Die Frage ist nur, wie die Mitarbeiter dazu angehalten werden…?

Die NZZ hat einige Details:

Das grösste Karrierenetzwerk verstärkt seine Anstrengungen, sich als Lieferant von Qualitätsinhalten zu positionieren und lässt Firmen ihre Angestellten dafür einspannen.
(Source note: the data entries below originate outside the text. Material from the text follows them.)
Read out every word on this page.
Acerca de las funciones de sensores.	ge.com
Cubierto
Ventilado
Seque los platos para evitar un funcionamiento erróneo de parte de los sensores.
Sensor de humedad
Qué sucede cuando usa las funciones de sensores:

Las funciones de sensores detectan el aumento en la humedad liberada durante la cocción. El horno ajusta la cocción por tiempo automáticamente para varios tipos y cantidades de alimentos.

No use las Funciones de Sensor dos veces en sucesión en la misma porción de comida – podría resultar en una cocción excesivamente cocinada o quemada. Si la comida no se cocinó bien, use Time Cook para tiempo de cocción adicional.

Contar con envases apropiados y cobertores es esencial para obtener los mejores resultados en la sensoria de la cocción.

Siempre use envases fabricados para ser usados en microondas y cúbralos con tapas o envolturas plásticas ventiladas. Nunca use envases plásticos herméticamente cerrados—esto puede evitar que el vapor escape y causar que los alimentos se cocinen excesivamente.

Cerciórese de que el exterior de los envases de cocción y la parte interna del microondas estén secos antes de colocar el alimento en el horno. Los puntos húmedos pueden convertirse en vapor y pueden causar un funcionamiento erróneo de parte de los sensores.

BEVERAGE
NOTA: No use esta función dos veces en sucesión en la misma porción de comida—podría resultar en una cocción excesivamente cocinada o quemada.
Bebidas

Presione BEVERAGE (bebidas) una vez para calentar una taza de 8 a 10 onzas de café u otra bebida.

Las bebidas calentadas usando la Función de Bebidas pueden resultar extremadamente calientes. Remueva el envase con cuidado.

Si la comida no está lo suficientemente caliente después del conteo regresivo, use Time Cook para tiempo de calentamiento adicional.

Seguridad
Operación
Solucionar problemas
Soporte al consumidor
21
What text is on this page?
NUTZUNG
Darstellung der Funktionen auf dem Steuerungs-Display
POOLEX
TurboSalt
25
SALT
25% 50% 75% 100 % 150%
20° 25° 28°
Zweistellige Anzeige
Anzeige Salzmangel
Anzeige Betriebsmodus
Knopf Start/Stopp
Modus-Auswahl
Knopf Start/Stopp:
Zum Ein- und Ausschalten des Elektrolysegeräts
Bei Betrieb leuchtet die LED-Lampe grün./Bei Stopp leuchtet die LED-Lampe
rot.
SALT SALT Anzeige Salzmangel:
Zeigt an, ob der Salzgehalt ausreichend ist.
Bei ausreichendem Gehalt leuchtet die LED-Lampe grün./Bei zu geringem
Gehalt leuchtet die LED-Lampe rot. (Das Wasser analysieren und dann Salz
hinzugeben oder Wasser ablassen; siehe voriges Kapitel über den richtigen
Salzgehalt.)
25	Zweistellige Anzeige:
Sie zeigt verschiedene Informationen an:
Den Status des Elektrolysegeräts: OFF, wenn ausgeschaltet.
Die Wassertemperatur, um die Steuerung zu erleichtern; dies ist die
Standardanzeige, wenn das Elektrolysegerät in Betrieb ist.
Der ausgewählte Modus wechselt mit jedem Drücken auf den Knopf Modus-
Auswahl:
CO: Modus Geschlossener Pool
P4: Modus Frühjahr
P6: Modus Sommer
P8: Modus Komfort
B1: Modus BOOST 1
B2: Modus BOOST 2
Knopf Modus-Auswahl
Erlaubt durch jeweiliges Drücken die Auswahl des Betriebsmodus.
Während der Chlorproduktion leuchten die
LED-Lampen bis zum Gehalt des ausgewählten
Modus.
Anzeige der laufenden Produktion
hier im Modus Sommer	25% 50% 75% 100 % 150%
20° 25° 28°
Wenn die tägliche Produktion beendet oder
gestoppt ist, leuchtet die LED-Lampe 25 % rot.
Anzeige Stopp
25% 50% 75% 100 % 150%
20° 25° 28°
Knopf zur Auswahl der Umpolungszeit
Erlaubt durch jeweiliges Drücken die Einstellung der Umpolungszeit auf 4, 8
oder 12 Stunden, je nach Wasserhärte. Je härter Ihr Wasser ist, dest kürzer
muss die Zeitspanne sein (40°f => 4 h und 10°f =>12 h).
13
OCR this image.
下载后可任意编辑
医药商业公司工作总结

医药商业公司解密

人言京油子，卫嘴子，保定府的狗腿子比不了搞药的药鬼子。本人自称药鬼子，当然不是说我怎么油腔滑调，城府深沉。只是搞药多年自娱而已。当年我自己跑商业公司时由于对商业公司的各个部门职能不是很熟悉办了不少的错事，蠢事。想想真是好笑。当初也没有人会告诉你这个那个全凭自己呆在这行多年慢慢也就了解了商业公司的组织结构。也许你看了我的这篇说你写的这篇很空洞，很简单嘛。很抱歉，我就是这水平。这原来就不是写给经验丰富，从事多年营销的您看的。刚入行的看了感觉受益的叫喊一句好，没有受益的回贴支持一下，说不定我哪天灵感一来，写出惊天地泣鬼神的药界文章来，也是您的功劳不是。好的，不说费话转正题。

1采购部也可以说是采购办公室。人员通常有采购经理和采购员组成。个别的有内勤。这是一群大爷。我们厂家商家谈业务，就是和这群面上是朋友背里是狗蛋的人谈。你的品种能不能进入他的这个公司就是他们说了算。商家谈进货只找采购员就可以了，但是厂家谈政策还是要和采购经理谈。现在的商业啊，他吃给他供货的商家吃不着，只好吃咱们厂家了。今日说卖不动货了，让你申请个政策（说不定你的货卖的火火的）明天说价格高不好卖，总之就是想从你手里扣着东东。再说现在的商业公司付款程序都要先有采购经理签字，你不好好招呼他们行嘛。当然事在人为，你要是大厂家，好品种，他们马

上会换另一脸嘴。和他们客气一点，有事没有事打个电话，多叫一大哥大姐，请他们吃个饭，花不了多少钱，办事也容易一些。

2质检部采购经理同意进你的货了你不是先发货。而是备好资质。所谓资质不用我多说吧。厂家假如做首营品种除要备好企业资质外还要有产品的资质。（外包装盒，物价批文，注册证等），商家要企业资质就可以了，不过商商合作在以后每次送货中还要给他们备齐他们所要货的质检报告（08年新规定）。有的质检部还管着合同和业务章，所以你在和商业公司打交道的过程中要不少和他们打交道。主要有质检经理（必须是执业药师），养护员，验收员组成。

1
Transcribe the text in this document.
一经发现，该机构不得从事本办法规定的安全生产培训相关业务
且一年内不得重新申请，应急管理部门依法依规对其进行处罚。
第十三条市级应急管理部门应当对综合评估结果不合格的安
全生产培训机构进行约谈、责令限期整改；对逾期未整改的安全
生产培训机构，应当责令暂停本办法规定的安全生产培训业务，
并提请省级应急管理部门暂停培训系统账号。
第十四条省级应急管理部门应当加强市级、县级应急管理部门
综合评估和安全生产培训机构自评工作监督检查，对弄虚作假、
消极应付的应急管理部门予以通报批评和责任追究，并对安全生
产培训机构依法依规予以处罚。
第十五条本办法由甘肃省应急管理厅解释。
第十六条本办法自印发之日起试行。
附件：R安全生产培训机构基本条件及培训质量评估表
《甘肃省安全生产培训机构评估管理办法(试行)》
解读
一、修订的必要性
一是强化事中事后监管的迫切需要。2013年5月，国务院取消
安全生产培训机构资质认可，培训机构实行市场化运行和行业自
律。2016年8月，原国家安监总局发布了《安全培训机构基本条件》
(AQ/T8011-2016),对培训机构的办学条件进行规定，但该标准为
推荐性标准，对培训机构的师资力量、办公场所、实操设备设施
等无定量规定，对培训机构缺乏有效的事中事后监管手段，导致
Linkedin hat die App Elevate vorgestellt. Mit dieser können Unternehmen Inhalte mit ihren Mitarbeitern teilen. Diese sollen sie dann wiederum im Karrierenetzwerk weiterverbreiten. Die Beiträge werden auch von Linkedins interessensbasiertem Newsreader Pulse und dem 2014 gekauften Nachrichtendienst Newsle sowie Kuratoren empfohlen.

Der Hintergedanke: Mitarbeiter haben nicht nur eine grössere Reichweite, sondern auch eine höhere Authentizität: Beispielsweise wirkt ein von einem Facebook-Entwickler geteilter Eintrag des grössten Social Networks für Kontakte wohl lesenswerter als einer, der vom Unternehmen selbst verbreitet wird.

Wie Will Sun vom Linkedin im Firmenblog schreibt, teilen derzeit nur zwei Prozent der Angestellten Inhalte ihres Unternehmens auf Linkedin. Diese zwei Prozent sind aber für 20 Prozent der Interaktionen, etwa Klicks und Kommentare, verantwortlich.

Im Schnitt hat jeder Mitarbeiter zehn Mal so viele Verbindungen im Netzwerk wie sein Unternehmen Follower. Elevate bringt auch eine Analysesoftware mit. Diese erlaubt es Unternehmen unter anderem, nachzuschauen, wie sich ihre Beiträge verbreitet haben. Auch deshalb wird Elevate kostenpflichtig sein. Zu den Preisen wurde noch nichts bekannt.